Neil Unmack’s Profile
Finance’s 80s experiment shows cracks
We may never see mullet hairstyles or other weird fashions again, but in finance, there is a 1980s revival.
The International Accounting Standards Board has gone back to the future, allowing banks to reclassify assets they previously had to mark to market as loans and receivables, valued at amortized cost. That effectively allowed them to avoid the embarrassment of mark-to-market and return to the historic cost accounting of a quarter-century ago.
The reasons are plausible enough: many asset classes were quoted at nominal, distressed sale prices only. But you ignore market prices at your peril: problems loans are left to fester, exposing investors to the cost of loan managers (understandably) taking a rosy view of advances they may have approved.

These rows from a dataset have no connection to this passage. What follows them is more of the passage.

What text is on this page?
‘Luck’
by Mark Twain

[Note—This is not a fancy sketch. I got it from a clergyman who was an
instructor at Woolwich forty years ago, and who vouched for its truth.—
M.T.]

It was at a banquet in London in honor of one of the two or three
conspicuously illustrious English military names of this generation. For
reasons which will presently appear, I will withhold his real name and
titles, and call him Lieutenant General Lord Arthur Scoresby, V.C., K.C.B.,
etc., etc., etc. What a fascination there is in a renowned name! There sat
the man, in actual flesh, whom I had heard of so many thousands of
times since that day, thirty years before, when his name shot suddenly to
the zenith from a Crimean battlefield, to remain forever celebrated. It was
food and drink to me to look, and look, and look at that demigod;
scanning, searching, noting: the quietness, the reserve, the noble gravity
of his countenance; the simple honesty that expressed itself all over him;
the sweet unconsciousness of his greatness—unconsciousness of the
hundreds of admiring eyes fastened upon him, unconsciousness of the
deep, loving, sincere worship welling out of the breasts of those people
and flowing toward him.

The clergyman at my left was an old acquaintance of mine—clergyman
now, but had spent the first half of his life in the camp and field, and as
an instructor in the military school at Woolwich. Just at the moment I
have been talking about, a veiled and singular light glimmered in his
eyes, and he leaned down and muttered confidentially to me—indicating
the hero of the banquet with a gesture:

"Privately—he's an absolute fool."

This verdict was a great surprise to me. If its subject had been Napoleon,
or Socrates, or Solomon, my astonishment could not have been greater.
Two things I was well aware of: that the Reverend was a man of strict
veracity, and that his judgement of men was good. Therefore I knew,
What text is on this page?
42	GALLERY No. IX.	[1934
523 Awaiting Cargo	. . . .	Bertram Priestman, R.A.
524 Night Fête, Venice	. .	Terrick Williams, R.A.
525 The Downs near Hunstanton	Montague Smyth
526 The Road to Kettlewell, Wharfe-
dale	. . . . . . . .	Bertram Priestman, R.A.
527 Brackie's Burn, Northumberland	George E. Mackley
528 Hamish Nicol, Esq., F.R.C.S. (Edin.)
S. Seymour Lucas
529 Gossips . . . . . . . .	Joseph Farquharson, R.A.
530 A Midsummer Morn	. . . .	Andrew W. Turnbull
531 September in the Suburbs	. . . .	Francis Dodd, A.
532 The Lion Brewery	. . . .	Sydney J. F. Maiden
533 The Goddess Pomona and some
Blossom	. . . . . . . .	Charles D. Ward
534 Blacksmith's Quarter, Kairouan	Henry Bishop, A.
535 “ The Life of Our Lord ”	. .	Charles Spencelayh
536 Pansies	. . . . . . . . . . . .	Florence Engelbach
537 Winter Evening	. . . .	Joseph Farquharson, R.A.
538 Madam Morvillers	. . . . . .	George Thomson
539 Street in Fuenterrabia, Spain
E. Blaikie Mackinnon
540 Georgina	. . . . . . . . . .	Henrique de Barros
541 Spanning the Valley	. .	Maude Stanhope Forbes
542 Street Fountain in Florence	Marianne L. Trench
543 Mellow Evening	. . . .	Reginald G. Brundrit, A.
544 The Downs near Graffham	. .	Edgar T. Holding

Many European banks took advantage of the IASB’s lenience to whip doubtful assets off their trading books — not just plain debt, but collateralized loan obligations, leveraged loans and other doubtful exotica. Now Deutsche Bank <DBKGn.DE> has indicated how this stuff is doing, and the answer is: badly.
Deutsche’s pretty figures would have been quite spoiled had it taken a further 1.4 billion euros of unrealized losses on the 37 billion euros of assets it reclassified since last October.
The discrepancy between the carrying value and fair value shouldn’t be a surprise — that was the whole point of the changes. Unfortunately, the market is proving to have been right in pricing some of these assets as junk, because the losses in the reclassified book are starting to show.
More than half of Deutsche’s 1 billion euro provisions for credit losses in the second quarter derived from these reclassified assets. Some 2 billion euros of the 3.2 billion euro rise in problem loans had previously been reclassified.
Deutsche is not alone. RBS’ <RBS.L> impairment losses on reclassified assets rose to 747 million pounds in the first three months of the year, up from 466 million at the end of last year. UBS is carrying assets reclassified last year at 24.7 billion Swiss francs, versus the fair value of 20.6 billion.
The accounting changes are not designed to bamboozle investors, even though that is frequently the result. Losses may have been deferred, but they will happen. The question for banks is whether they can generate profits quickly enough to offset them. Market prices that seemed ridiculous in the depths of the panic may turn out not to have been the equivalent of the mullet after all.